Tad Staley raises some interesting issues in his post, Social Intranets and Organizational Collaboration. He begins by rightly noting that the concept and term of “Intranet” is outdated and wonders it be rehabilitated with “Social” as its first name. My initial reaction is that this falls into the common trend of using a new technology like the prior one until the unique characteristics of the new one can be fully understood.
Intranets were about making content more accessible. But, as Tad writes at the, “heart of the trend toward Social Intranets is the interest in making collaborative capabilities more available throughout the enterprise.” To me this means dropping the term intranet as we are moving way beyond content accessibility. The focus is no longer on the document but on the person. As Tad rightly notes simply running an activity stream down a content focused tool does not make it really social.

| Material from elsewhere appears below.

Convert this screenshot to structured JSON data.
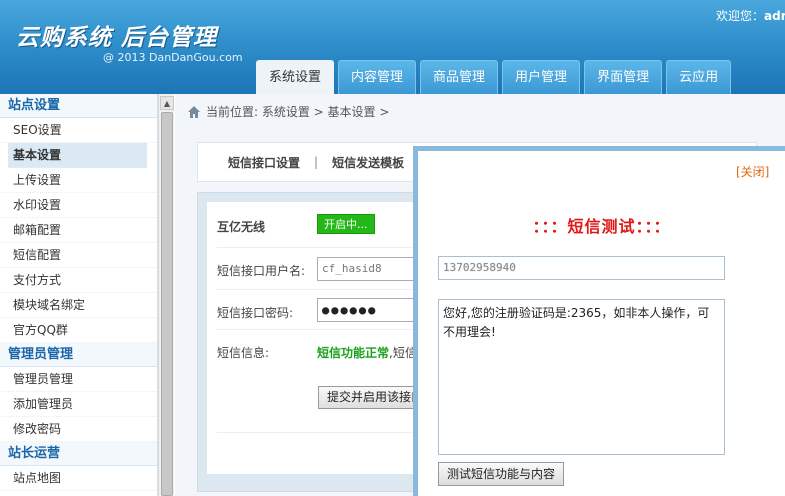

Consistent with this thought Tad offers five forms of collaboration to consider with content collaboration being only one of them. There is also project and process collaboration, as well as communities of practice/interest and communication and coordination.
To take the next step in social business the term intranet needs to be dropped.
Yes indeed - I've been remarking that 'social intranet' is an oxymoron to a mixed reception! I think we need to move on - an activity stream driven network is very different from a digital asset structured system of record.
Posted by: Theparallaxview | June 06, 2012 at 10:57 AM
Ideas themselves seem like social gregarious little beings, they thrive best when they can cross-pollinate with others.